Readings/Bibliography

Fariselli P., 2014, Economia dell'innovazione, Giappichelli Editore, Torino.
Extra materials, such as lecture slides and notes, papers and reports for the seminars, are circulated online by the teacher through a dedicated distribution list, to be created on https//campus.cib.unibo.

Teaching methods

The course is based upon frontal lectures, training on the use of statistical data, and seminars carried out by the students on case-studies. The seminars are based on academic papers and statistical reports in English, that are assigned by the teacher to each group/seminar. A team of 3-4 students is formed for each seminar, which has to analyse a couple of papers.  Each team has to deliver a .ppt presentation before the seminar's date, and each member of the team is involved in the public communication.
The teaching includes the training to the team & individual work practice for processing and presenting the case studies in the seminars. In particular, the students are trained to the appropriate use of bibliographic references, quotations, to the search of relevant sources, the assessment of unclear content. Moreover, the seminars challenge the students to confront the communication dynamics, both as actors and spectators, taking the chance to evaluate the strenghts and weaknesses of the performances. All the seminar papers are circulated online by the teacheìr through the distribution list, becoming part of the programme common to the class.
To attend the course is therefore highly recommended, to facilitate the learning and to be trained to the case study analysis and to the public presentation and discussion of the results.

Assessment methods

The students regularly attending the course are evaluated in two steps:
a) Seminars, during the course. The students are grouped into thematic groups, the seminars are organised on a thematic base, and according to a schedule agreed in advance. Each student in each team contributes to the seminar's slides, and takes part in the public presentation. All the students are invited to actively participate by discussing the presentations. The teacher acts as a facilitator.
The assessment of the students' seminars is based on the following criteria:
- Correct understanding of the theme and of the case study,
- Identification of the key issues,
- Accurate synthesis of the relevant content,
- Balanced and systematic storytelling,
- Correct and appropriate language (written and oral).
The seminars are evaluated on a 30 basis.
b) Written test, at the end of the course, on the entire programme.
The test consists of open questions, but with limited length, aiming at assessing:
- correct learning of the basic concepts and models,
- accuracy and synthesius of the answers,
- systematic vision of complex issues.
The test is evaluated on a 30 basis.
The final evaluation is the average outcome of the two steps.

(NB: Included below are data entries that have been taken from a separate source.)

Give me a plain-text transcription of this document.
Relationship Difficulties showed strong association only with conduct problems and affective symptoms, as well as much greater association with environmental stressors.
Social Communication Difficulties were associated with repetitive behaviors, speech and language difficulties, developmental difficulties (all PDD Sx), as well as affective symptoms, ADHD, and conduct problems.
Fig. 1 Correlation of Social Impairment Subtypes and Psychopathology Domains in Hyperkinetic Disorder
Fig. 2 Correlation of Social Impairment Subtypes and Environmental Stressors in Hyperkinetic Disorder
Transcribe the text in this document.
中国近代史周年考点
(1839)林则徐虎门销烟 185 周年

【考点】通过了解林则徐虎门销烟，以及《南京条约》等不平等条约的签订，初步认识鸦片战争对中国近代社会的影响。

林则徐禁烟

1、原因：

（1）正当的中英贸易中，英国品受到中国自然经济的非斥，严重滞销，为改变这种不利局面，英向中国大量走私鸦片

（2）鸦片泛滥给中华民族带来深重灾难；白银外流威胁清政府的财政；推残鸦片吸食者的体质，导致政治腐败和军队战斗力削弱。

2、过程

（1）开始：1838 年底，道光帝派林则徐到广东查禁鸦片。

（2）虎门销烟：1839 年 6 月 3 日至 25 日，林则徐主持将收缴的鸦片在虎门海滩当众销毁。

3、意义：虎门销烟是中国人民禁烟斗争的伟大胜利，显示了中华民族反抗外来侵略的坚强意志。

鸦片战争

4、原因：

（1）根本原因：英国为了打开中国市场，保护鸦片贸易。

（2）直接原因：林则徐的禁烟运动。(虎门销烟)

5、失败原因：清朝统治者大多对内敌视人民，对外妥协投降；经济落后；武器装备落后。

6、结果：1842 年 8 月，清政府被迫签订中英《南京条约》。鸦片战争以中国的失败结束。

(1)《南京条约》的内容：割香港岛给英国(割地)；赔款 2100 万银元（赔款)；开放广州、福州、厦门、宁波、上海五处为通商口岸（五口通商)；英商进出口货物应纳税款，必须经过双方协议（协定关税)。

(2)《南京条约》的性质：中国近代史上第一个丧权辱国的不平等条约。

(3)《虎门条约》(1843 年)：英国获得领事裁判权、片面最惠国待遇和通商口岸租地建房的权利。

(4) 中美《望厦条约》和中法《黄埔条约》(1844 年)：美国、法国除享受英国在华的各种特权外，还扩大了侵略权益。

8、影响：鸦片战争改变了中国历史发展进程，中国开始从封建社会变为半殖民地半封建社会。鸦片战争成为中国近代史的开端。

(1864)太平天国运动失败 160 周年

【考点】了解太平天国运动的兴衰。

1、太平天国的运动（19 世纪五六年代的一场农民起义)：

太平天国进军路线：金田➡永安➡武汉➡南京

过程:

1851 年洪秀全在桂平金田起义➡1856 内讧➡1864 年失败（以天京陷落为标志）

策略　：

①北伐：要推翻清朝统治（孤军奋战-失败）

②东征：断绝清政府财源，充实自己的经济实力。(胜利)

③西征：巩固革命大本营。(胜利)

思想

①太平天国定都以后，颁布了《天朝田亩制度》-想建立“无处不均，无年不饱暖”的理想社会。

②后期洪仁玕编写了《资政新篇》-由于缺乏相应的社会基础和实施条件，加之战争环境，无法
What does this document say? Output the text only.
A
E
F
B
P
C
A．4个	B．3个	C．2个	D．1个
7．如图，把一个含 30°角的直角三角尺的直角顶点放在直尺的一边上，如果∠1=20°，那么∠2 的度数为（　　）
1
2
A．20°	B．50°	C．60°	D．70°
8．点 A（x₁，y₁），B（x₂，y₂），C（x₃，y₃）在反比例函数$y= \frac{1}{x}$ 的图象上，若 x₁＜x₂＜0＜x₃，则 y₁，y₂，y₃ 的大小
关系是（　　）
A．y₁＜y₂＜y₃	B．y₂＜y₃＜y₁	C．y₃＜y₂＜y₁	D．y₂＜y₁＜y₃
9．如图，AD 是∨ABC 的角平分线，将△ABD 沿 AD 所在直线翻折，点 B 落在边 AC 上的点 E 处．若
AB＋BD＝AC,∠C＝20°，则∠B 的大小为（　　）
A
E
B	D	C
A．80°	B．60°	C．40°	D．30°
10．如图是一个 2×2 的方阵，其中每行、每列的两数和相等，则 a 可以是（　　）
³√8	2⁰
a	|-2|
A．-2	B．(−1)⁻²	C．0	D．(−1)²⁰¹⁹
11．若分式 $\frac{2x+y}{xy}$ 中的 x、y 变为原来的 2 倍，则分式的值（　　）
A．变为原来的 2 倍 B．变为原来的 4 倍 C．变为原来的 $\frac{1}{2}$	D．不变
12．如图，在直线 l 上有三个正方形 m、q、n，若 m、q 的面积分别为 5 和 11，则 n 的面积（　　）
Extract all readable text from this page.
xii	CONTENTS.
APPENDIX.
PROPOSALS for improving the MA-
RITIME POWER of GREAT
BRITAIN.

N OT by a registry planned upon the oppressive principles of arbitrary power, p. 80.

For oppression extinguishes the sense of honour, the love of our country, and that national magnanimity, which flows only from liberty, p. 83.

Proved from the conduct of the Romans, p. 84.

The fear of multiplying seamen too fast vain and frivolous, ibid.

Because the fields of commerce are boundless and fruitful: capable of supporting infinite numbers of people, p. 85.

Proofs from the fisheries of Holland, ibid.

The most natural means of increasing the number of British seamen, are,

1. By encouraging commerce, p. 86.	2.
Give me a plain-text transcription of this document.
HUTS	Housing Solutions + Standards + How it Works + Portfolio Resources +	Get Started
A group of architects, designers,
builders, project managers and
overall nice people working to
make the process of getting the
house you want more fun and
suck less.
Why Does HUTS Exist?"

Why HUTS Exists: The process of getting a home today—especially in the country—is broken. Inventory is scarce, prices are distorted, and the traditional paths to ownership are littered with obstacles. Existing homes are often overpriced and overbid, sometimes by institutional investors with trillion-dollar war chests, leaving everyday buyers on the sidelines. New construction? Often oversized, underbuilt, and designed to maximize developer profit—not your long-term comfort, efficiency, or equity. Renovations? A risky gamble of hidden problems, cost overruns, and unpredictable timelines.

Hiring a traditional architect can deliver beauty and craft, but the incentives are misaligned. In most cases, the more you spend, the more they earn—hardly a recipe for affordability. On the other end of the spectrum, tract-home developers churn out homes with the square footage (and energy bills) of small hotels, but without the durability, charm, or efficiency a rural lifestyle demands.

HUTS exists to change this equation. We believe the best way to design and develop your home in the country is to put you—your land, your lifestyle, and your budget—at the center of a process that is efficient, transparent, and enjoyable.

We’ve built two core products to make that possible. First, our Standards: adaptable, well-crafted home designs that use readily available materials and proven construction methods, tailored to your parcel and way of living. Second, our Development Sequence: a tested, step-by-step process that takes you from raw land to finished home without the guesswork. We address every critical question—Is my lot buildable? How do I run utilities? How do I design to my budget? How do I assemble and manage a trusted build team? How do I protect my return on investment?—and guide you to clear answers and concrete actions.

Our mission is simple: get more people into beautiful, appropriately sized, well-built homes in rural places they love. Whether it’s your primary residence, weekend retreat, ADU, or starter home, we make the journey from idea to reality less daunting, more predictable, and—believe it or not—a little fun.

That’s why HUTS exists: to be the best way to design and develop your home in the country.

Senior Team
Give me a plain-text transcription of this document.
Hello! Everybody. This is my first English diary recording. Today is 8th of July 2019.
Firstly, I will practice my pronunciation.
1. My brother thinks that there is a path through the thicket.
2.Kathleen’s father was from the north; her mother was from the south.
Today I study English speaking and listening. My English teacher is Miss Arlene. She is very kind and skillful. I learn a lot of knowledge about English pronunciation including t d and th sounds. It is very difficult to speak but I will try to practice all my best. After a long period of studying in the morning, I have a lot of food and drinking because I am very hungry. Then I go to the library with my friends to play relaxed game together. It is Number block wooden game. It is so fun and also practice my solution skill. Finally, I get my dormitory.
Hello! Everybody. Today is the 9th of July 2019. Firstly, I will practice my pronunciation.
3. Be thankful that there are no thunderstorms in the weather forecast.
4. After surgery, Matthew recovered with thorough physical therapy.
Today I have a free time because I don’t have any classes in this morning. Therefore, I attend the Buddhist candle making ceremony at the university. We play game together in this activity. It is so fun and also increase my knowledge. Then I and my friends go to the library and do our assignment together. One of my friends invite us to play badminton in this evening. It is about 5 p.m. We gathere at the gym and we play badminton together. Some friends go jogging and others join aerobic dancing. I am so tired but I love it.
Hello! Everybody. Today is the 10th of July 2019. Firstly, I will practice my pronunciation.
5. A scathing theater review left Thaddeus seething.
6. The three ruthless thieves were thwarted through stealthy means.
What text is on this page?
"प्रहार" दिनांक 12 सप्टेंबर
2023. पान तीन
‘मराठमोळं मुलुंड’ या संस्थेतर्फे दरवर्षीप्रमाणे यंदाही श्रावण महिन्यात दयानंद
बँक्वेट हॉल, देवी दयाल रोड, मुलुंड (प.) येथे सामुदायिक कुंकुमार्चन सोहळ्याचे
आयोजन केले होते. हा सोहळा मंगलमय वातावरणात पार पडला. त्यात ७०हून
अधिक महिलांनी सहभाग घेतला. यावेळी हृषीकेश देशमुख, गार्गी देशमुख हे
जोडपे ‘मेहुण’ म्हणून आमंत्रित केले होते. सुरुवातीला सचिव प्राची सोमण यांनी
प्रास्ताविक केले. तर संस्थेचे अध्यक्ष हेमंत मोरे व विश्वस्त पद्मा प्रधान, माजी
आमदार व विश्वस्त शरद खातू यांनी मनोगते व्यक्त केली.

The students not attending the course prepare the exam on the entire textbook and must contact the teacher in order to get the additional programme in substitution of the seminar. They will be evaluated in two steps:
- a written text (see above, b), to be admitted to the oral exam (minimum 18/30), which will follow straight on in the same session,
- an oral exam on the standard programme, and on the extra programme, to be evaluated for the final mark on a 30 basis.
The evaluation of both the written test and the oral exam is based on the following criteria:
- full scale and accurate preparation on the textbook and extra material,
- synthetic (text, graphic, oral) answers,
- accurate analytic and formal data processing,
- systematic vision of content within and across the programme's topics,
- correct and appropriate language.

Teaching tools

Textbook, slides and notes, papers on case studies and statistical reports.